The Mayflower was captained by Christopher Jones. The plan had been to land at the mouth of the Hudson River. Jones took the ship well to the north of the commonly used sea lanes at the time to avoid pirates. That took the ship into really bad weather, which blew the ship miles off of its course and left the ship damaged and in need of repairs. After nine and a half weeks of getting blown around the North Atlantic, the adult males in the group met off Cape Cod and decided that what we call Massachusetts was good enough. They wrote and signed the Mayflower Compact:
In the name of God, Amen. We whose names are underwritten, the loyal subjects of our dread Sovereign Lord King James, by the Grace of God of Great Britain, France, and Ireland King, Defender of the Faith, etc. Having undertaken for the Glory of God and advancement of the Christian Faith and Honour of our King and Country, a Voyage to plant the First Colony in the Northern Parts of Virginia, do by these presents solemnly and mutually in the presence of God and one of another, Covenant and Combine ourselves together in a Civil Body Politic, for our better ordering and preservation and furtherance of the ends aforesaid; and by virtue hereof to enact, constitute and frame such just and equal Laws, Ordinances, Acts, Constitutions and Offices from time to time, as shall be thought most meet and convenient for the general good of the Colony, unto which we promise all due submission and obedience. In witness whereof we have hereunder subscribed our names at Cape Cod, the 11th of November, in the year of the reign of our Sovereign Lord King James, of England, France and Ireland the eighteenth, and of Scotland the fifty-fourth. Anno Domini 1620.
They spent weeks exploring the coast, before settling the site of a Wampanoag Indian village that had been abandoned due to a plague. During the Winter of 1620-1621, they lived aboard the Mayflower and would row to shore each day to build houses. Finally, they had built enough houses to actually move to the colony, but they paid a terrible price for the cold, damp conditions aboard the packed ship.
28 of the men, 13 of the women (one of them in childbirth), and eight children died during that winter.
They lost their leader, Governor John Carver, and his wife. William Bradford replaced him as Governor and would later write their history.
The Mayflower and her crew left for England on April 5, 1621, they never returned.
40 of the Pilgrims were religious Separatists, members of a break-away Puritan sect that had renounced the Church of England, which was illegal in England at the time. Others in the group had remained part of the Church of England but were sympathetic to the Separatist friends. They did not call themselves Pilgrims, that term was adopted at the bicentennial for the Mayflower voyage.
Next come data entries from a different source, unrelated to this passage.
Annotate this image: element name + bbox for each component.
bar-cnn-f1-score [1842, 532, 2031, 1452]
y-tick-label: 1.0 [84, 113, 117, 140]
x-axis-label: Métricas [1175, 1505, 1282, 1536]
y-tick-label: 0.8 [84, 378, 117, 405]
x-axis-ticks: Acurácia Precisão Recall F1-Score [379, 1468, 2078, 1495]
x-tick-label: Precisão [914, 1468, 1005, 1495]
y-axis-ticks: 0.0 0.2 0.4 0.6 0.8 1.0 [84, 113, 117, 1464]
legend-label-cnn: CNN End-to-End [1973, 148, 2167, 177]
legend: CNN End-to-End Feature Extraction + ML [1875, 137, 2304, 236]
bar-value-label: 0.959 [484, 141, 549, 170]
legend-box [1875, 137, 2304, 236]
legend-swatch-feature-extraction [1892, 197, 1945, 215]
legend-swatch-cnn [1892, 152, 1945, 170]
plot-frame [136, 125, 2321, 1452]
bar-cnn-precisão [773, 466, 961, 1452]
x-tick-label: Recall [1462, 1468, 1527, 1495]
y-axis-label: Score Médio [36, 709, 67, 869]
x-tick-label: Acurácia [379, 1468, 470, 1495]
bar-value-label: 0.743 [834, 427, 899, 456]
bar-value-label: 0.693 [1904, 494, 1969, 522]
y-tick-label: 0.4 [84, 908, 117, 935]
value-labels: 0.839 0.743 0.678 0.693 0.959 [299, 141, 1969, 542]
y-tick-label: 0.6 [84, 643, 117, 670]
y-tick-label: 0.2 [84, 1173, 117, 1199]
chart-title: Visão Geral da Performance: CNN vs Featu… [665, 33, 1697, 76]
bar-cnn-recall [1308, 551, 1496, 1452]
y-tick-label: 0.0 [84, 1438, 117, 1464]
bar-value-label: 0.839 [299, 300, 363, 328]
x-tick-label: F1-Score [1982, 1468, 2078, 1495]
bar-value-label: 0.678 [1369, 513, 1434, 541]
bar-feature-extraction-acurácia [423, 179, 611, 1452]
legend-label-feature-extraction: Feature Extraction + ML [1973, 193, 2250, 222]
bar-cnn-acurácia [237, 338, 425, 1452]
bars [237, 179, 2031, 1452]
The members of the core Separatist sect referred to themselves as “Saints” and people not in their sect as “Strangers.”
Fortunately for the Pilgrims, Samoset, an English-speaking Native American, visited the village in March 1621. He asked for beer and spent the night talking with the Pilgrims. He introduced them to Squanto who also spoke English. Squanto introduced them to the chief of the Wampanoag, Massasoit. Squanto moved to Plymouth and became their advisor and translator. The friendly Wampanoag tribe taught the Pilgrims how to hunt and grow crops. The two groups began trading furs with each other.
The little colony thrived with little contact from the outside world. In 1630, a fleet of ships from England arrived. The new arrivals had a charter from England to form the Massachusetts Bay Colony. They were shocked to discover that there was already an English colony there. No one in England was aware that Plymouth was there and the two groups ran separate colonies for many years.
The Pilgrims and their story became part of American lore. During the Civil War, President Abraham Lincoln declared the first Thanksgiving holiday, harkening back to the Pilgrims and their story of perseverance and faith.
Thanksgiving day is a national and state holiday. Schools, banks, government offices and many private businesses will be closed and there will be no postal delivery.